弊社でもAIを活用することにより、デザイン費用をゼロにしてご提案することができますが、あくまでもAIのデザインです。
最終的には、人によるIllustratorデータの作成となりますので、完全にAIに頼るということではありません。
AIデザインと聞くとまだまだ良い思いをしない方が多いことも事実です。 そのため、弊社からのおすすめは、簡易的な販促物であればAIの力を借りる、ブランディングに大きく関わるデザインであればデザイナー様の力を借りる、ことを推奨します。
よくある質問(料金・外注・AI)
Q:ラベルデザインを外注するといくら?料金相場は?
A:目安は3万〜15万円です。

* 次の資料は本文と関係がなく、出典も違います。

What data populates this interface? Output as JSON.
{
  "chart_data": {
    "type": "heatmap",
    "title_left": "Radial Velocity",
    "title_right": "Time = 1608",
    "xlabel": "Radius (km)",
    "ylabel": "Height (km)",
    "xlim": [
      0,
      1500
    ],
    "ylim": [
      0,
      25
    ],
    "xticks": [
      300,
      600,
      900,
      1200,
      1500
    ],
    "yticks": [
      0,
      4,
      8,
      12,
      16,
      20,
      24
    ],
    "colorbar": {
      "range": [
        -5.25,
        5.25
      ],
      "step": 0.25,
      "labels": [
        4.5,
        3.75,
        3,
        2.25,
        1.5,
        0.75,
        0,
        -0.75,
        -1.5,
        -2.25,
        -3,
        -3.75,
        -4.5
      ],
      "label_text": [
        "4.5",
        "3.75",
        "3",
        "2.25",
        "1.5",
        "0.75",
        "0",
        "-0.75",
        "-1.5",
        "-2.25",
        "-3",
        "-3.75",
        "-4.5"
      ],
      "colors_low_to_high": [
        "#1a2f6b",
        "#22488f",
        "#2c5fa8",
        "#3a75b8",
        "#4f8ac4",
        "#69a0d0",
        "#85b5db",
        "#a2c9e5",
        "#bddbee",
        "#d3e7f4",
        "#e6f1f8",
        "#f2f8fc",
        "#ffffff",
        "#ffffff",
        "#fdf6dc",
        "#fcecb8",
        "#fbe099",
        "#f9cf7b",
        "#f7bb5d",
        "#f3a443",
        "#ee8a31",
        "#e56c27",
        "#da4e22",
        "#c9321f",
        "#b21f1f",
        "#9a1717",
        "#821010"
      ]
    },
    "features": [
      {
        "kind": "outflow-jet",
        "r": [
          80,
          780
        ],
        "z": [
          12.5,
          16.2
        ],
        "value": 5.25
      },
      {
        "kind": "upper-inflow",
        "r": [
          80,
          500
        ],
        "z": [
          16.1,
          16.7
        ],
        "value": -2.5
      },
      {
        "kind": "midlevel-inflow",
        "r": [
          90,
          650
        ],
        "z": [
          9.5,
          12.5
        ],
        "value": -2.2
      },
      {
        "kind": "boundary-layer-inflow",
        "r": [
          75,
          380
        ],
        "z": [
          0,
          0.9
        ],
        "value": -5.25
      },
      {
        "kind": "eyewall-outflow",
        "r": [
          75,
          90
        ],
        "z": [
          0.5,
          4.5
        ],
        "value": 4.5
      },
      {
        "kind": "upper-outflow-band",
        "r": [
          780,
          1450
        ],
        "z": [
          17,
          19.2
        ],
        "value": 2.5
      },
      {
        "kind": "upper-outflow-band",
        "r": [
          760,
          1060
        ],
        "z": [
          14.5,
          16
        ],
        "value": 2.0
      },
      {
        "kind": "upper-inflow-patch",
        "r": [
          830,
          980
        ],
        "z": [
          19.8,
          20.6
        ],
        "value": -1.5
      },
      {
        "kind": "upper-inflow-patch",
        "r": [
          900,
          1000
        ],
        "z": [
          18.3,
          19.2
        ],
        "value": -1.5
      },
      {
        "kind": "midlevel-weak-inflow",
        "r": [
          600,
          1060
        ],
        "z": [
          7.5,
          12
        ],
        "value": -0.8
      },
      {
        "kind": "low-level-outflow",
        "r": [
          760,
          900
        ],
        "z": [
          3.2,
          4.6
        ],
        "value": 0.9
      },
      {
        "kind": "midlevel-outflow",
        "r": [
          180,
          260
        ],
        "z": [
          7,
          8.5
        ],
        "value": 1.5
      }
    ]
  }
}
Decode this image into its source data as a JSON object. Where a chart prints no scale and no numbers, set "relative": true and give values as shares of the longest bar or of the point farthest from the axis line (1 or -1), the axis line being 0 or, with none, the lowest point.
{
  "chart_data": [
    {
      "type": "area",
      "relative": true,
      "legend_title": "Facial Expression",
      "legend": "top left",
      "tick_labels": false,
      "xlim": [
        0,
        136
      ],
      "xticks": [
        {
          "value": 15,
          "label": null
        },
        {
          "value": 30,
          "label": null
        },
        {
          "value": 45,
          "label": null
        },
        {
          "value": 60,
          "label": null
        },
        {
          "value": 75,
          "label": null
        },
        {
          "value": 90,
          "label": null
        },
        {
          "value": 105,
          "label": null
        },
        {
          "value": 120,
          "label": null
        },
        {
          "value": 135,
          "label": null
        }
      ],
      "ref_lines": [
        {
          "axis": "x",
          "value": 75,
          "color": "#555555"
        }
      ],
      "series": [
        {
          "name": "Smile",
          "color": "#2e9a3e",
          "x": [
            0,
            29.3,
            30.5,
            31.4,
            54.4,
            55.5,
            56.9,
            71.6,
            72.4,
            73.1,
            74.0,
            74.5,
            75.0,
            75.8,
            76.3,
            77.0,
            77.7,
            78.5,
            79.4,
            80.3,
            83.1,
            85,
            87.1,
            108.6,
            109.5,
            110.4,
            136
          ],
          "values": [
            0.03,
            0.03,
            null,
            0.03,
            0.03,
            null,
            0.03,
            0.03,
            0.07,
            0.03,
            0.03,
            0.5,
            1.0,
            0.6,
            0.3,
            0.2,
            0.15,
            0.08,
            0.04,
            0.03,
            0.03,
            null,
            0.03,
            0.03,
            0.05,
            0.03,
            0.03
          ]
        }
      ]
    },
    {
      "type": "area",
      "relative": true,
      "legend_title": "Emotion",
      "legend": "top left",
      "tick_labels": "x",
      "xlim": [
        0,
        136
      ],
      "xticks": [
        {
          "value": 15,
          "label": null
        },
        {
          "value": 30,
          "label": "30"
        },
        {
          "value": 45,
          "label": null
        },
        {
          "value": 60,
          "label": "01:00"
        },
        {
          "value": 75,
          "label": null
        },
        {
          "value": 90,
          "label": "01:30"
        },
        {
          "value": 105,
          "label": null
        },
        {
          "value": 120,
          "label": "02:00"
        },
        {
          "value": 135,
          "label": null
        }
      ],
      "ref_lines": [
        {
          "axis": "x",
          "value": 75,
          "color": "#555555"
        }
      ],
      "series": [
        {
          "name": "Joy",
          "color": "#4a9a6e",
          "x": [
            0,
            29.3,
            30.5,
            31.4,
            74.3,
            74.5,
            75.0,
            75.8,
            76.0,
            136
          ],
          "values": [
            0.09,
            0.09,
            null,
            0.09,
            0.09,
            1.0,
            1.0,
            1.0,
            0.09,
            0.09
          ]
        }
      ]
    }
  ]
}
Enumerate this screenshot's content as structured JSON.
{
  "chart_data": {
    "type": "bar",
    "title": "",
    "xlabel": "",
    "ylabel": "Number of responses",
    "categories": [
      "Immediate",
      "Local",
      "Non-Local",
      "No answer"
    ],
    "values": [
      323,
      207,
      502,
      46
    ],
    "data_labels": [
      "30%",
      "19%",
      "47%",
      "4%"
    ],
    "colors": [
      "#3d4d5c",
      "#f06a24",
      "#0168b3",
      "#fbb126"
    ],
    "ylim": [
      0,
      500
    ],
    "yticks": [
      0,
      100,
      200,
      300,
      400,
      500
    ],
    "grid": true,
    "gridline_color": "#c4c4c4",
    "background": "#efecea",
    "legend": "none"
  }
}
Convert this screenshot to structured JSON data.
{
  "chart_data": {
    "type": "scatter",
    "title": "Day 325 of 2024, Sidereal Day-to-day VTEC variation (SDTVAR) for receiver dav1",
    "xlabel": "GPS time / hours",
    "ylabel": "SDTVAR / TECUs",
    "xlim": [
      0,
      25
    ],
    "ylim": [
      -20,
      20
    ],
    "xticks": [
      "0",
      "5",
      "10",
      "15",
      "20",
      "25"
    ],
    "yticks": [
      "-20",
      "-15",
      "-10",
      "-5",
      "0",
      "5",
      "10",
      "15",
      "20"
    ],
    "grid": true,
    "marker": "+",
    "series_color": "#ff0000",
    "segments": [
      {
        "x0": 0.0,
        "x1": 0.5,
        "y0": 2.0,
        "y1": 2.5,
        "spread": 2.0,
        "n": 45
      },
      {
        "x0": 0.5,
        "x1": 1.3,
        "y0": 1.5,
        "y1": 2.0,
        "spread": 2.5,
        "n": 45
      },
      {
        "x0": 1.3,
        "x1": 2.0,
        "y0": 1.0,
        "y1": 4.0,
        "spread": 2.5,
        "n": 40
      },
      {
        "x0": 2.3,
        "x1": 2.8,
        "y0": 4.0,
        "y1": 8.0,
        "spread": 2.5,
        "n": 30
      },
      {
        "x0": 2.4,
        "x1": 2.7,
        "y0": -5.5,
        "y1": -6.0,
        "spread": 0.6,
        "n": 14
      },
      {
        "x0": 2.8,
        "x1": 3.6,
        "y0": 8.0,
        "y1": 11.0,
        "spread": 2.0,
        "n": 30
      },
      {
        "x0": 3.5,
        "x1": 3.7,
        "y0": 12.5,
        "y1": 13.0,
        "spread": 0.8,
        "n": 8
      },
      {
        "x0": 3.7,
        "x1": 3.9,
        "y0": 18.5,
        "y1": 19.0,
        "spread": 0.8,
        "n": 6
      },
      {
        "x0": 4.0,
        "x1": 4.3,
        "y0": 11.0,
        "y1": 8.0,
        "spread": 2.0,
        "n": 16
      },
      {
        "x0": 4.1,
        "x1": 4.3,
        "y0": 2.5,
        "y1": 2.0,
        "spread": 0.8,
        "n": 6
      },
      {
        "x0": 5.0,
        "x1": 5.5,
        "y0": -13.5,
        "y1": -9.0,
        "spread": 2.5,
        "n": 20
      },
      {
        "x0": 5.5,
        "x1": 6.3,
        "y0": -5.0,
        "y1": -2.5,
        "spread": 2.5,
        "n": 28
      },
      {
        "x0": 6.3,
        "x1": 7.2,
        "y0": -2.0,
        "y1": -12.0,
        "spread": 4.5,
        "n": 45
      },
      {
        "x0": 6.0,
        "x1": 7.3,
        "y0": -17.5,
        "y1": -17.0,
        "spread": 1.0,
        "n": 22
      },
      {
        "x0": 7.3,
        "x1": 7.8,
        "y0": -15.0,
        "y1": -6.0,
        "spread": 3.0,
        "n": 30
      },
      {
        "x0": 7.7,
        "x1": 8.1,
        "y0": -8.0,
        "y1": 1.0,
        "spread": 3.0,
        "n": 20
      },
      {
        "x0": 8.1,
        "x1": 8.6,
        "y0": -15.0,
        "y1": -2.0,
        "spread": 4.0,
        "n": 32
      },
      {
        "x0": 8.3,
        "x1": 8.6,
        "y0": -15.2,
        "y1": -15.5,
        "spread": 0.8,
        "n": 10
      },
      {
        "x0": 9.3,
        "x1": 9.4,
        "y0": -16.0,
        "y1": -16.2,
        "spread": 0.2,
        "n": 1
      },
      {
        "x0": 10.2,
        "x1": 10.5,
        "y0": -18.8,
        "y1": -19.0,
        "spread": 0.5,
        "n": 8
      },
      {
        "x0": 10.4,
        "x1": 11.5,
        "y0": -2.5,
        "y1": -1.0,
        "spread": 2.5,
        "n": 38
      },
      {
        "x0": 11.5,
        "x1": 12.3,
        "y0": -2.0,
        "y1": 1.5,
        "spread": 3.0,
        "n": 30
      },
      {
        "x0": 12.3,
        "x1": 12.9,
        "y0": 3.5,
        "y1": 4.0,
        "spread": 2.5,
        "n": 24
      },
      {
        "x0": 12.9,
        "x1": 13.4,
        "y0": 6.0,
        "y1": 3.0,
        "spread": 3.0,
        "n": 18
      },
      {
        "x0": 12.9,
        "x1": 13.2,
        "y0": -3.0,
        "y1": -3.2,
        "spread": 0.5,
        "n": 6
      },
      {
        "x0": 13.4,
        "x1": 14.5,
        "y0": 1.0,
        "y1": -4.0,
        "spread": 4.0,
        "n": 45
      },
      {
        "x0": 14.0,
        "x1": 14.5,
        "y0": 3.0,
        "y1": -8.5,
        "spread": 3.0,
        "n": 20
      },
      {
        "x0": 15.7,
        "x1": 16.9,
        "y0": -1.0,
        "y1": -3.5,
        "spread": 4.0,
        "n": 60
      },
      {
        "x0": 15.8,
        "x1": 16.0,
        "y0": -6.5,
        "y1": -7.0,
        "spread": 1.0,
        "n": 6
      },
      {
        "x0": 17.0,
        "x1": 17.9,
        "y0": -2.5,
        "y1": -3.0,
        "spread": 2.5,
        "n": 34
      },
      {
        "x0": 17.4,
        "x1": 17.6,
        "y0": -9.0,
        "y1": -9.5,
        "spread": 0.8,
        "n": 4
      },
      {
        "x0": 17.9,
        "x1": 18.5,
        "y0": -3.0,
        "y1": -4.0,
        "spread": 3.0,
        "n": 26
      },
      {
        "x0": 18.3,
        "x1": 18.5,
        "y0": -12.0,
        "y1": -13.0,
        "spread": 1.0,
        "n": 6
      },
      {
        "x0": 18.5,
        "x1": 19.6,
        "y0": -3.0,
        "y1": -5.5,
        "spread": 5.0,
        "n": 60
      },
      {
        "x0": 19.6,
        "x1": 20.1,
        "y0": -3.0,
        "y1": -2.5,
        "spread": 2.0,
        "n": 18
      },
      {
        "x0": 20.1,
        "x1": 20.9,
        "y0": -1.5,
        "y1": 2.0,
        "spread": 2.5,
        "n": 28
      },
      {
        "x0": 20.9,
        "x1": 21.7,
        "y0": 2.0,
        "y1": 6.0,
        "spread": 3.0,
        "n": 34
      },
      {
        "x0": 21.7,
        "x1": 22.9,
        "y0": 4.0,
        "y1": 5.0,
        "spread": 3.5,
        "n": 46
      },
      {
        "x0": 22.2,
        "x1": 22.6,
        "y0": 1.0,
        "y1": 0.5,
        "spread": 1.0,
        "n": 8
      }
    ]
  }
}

シンプルは3万〜5万、作り込み/イラスト/複数案は8万〜15万が多く、企画支援やブランド設計が入ると上振れします。
Q:費用には何が含まれますか?(内訳)
A:ディレクション、デザイン制作、素材調整(画像/イラスト/文字組)などが含まれます。修正回数やデータ納品形式で変動するため、見積で明文化することが重要です。
Q:修正回数は料金に含まれますか?追加費用の目安は?
A:多くは2〜3回まで含みます。以降は回数課金や工数課金になりやすいため、参考デザインや要件を先に揃えて意思決定を早めましょう。
Q:デザイン会社と印刷会社はどちらに依頼すべき?
A:ブランド設計やコンセプトからならデザイン会社、仕様が固まっていて印刷前提なら印刷会社が早いです。目的(売り方/納期/修正余力)で選びましょう。
Q:AIで費用を削減できますか?注意点は?
A:可能ですが、AIは「叩き台」用途が安全です。最終は可読性・法令表示・解像度・権利面を人が確認し、入稿データ化して品質を担保します。
Q:AIで作った画像をそのまま印刷に使えますか?
A:そのままは非推奨です。サイズ/解像度/色(CMYK)/文字のアウトライン/特色など印刷要件があるため、入稿用データに整える工程が必要です。